What didn’t go so well- I didn’t read or write as much as I would’ve liked. I feel like I could’ve been more productive at work, which will be my 3rd priority this month after health and writing. I’m going to try and publish a vomit every day for the month of Feb. I’m going to be out of the country for a week so that means I’ll have to do double the writing in another week.
I’d like to keep doing monthly reviews for the remainder of the year, and subsequently for the rest of my life. I’ve been circling around this for as long as I’ve been writing. I did it when I was blogging as a teenager, I did it in my notebooks when I was a conscript. I think the idea was- I’m pretty Smart, so if my life isn’t the way I want it to be, I should be able to Smart my way out of it. It’s been taking a lot longer than I hoped, but I’ve definitely made significant, substantial progress. Old friends have told me so, and it’s really nice to see your development through the eyes of others.
So what’s next? Same as it has been for a long time: thinking and working towards becoming a more effective, powerful individual who’s able to skillfully navigate reality. To make life an adventure rather than an ordeal. Doing regular reviews is going to be critical for that, especially for me because I’m so haphazard and sloppy.
I’d like to be able to say in 2017 that I’m the opposite of haphazard and sloppy. That I approach my life like a warrior, king, ninja, samurai, Man, Christian, whatever positive adjective- the label doesn’t really matter.
I’d like to read less crap and spend less time responding and reacting to crap. To tend to my ‘mind-garden’, to build relationships with people that make me happy. To eliminate obligation-debt. To be more disciplined, and yet to avoid the trap of fetishizing it. I think I spent a lot of time in that trap. Feeling anxious and guilty about not meeting unfairly high standards, and then collapsing and giving up altogether. The challenge is the same as always- baby steps, incremental progress. To have manageable gradients rather than an insurmountable, discouraging cliff. 
I ended this vomit here, but I think I can pick up where I left off. It’s now the end of the first week of February 2016. I think I’m doing okay. I just need to keep revitalizing myself. It’s okay to slip up as long as I get back on track. And I think every weekend is an opportunity to survey the past week and get back on track, and to make corrections and adjustments accordingly. I will definitely continue doing monthly reviews. On a personal level I think I’m going to do weekly reviews too, but I don’t want to get too brazen about it and jinx it. I’ll just quietly keep track of how I’m doing week on week and see how that works out.
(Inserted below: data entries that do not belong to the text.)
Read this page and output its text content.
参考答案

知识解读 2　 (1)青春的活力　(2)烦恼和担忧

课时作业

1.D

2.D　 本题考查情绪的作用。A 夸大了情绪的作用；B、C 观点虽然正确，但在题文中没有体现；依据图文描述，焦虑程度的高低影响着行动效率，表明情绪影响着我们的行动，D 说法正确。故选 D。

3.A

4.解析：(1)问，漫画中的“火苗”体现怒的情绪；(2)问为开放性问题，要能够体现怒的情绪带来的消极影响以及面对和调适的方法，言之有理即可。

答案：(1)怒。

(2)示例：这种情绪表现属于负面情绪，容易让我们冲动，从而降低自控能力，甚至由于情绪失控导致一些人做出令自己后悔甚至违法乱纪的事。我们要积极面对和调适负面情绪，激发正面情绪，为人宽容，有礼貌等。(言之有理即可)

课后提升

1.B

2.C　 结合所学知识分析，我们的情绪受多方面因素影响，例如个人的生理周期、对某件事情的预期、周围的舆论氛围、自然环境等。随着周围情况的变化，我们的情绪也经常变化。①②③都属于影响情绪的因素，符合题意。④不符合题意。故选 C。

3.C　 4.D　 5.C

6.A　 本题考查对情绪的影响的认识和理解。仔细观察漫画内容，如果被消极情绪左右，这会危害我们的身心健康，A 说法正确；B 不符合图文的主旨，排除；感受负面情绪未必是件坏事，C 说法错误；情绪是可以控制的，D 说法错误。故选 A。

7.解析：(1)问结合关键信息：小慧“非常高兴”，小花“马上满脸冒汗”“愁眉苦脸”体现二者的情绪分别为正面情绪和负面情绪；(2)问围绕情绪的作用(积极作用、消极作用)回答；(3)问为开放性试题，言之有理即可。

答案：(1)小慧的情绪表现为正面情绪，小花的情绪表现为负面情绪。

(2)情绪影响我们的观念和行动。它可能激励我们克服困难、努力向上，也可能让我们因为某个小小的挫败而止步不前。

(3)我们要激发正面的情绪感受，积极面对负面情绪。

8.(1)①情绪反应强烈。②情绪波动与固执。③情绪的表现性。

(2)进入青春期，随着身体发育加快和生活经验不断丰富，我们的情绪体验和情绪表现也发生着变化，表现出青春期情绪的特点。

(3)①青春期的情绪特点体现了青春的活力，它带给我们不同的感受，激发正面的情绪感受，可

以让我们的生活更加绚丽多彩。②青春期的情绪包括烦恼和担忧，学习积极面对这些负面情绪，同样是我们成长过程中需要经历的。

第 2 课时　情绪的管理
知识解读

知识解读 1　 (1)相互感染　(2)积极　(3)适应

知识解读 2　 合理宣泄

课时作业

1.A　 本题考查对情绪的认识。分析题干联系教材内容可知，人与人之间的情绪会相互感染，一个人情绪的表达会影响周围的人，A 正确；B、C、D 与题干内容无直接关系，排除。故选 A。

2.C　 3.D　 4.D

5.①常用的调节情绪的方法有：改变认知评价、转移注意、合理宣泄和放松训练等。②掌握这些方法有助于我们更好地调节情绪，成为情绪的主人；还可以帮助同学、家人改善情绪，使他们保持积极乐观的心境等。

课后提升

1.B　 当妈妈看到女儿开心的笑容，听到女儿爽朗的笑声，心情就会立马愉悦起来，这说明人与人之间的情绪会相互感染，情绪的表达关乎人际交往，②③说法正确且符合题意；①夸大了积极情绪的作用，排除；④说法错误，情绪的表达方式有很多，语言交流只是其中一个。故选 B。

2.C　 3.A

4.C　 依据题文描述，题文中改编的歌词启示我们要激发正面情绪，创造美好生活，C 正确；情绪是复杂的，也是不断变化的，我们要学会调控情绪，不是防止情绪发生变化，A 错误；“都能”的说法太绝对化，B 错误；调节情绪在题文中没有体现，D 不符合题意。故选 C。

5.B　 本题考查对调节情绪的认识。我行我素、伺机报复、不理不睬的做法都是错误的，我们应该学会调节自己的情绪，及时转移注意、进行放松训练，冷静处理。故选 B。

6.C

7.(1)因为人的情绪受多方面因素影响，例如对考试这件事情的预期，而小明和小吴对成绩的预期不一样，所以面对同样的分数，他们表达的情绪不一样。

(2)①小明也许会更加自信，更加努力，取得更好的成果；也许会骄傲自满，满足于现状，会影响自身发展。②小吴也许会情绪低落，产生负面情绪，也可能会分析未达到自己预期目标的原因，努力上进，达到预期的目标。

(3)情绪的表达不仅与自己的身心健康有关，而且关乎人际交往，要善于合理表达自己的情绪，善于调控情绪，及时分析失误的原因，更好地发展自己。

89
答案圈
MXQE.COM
I guess I’m really just feeling this thundering passage of time. Facebook reminded me that it’s been 3 years since I started work. And how much has changed since then? A lot, and not much. I’m definitely a little more self-aware then I was then. I’m less reactive, less brash, more composed, more able to control myself, to wait before I respond. I respond to fewer things.
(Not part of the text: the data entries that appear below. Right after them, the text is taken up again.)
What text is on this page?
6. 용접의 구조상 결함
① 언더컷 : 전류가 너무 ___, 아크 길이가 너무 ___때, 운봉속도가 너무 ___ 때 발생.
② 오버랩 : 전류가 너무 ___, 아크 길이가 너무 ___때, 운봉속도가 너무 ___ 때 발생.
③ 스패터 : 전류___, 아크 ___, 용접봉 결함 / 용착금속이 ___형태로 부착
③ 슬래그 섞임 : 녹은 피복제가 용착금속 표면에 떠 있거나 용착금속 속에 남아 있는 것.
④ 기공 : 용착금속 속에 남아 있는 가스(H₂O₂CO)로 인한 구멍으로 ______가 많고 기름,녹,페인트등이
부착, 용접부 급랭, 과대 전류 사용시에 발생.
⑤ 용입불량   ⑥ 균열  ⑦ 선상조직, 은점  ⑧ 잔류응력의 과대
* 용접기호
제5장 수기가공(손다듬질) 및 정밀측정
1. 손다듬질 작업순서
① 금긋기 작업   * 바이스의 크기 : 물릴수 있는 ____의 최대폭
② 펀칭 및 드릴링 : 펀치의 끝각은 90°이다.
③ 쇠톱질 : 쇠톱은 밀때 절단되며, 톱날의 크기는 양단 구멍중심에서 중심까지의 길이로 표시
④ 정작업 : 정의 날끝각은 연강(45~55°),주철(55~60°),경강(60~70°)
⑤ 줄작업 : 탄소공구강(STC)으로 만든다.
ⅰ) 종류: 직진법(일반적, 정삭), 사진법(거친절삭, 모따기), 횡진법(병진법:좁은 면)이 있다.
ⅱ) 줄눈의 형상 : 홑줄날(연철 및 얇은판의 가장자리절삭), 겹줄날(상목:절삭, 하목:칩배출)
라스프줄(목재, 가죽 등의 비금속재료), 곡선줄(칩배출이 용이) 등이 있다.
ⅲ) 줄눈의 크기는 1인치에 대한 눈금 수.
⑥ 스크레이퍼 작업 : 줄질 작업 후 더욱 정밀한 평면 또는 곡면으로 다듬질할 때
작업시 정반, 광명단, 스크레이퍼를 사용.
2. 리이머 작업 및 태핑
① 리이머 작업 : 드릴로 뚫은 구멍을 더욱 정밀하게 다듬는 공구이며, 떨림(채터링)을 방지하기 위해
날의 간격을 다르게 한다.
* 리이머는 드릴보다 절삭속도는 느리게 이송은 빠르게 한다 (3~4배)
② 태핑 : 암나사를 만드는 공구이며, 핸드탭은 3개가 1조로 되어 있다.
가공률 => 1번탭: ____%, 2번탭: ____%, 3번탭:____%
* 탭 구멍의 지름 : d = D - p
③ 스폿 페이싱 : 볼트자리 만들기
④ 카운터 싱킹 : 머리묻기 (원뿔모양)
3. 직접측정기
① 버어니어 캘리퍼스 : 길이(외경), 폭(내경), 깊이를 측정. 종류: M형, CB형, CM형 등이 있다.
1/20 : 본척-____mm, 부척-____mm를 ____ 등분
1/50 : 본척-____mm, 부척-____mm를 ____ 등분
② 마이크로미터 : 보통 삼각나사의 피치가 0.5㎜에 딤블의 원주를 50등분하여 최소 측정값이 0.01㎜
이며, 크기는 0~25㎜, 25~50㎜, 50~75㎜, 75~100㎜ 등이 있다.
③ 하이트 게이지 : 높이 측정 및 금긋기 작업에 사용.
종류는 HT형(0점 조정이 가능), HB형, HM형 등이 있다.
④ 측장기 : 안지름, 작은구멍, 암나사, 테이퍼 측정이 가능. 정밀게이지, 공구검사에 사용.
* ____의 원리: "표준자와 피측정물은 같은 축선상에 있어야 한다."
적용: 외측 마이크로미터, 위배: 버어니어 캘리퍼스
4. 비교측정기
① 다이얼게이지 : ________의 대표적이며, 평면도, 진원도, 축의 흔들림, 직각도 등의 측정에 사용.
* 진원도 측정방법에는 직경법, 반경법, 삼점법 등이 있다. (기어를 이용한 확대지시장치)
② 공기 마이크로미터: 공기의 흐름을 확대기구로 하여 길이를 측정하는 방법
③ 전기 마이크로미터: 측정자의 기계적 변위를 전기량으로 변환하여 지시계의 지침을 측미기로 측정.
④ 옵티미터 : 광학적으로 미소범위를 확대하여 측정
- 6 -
I recognize that fewer things deserve my time and energy. Earlier on the Uber ride home I was scanning through Facebook for a few minutes and I noticed things that, 3 years ago, I would have tediously responded to. Take the latest current affairs in Singapore– that a 14 year old teenage boy committed suicide by jumping to his death after being accused of molesting a girl, and being questioned for 3 hours by the police. I don’t know the details. I don’t know what actually happened. I know that it’s complex and complicated. And I know that people are emotional, hurting, upset. I know that there are political points to be scored, essays to be written. But I’m not going to be getting involved in that. It’s not that I don’t care anymore. I do. But I now recognize that it’s much better for me, and by extension, for the people I care about, and everything else that I want to achieve, if I start by focusing on the things that I can make a substantial, lasting difference to.
I wonder if my past self would look at me now and think of me as some sort of sellout. But I’m not eschewing my fundamental beliefs or anything like that. I’m not saying or doing things that I don’t believe in just so I can get money or fame or anything of the sort. I’m just prioritizing. (Is this rationalizing? That’s for future me to reflect on.)
 I initially used the word “demoralizing” and decided “discouraging” was a better fit. It’s interesting to contemplate the subtle distinction between the two. Morale is about mood, morals are about ethics. Courage is about heart, conviction. We use the two somewhat interchangeably but there’s some nuance in the distinction. To discourage someone doesn’t seem as bad as to demoralize someone. Actually, on retrospect, demoralize might’ve been the better word.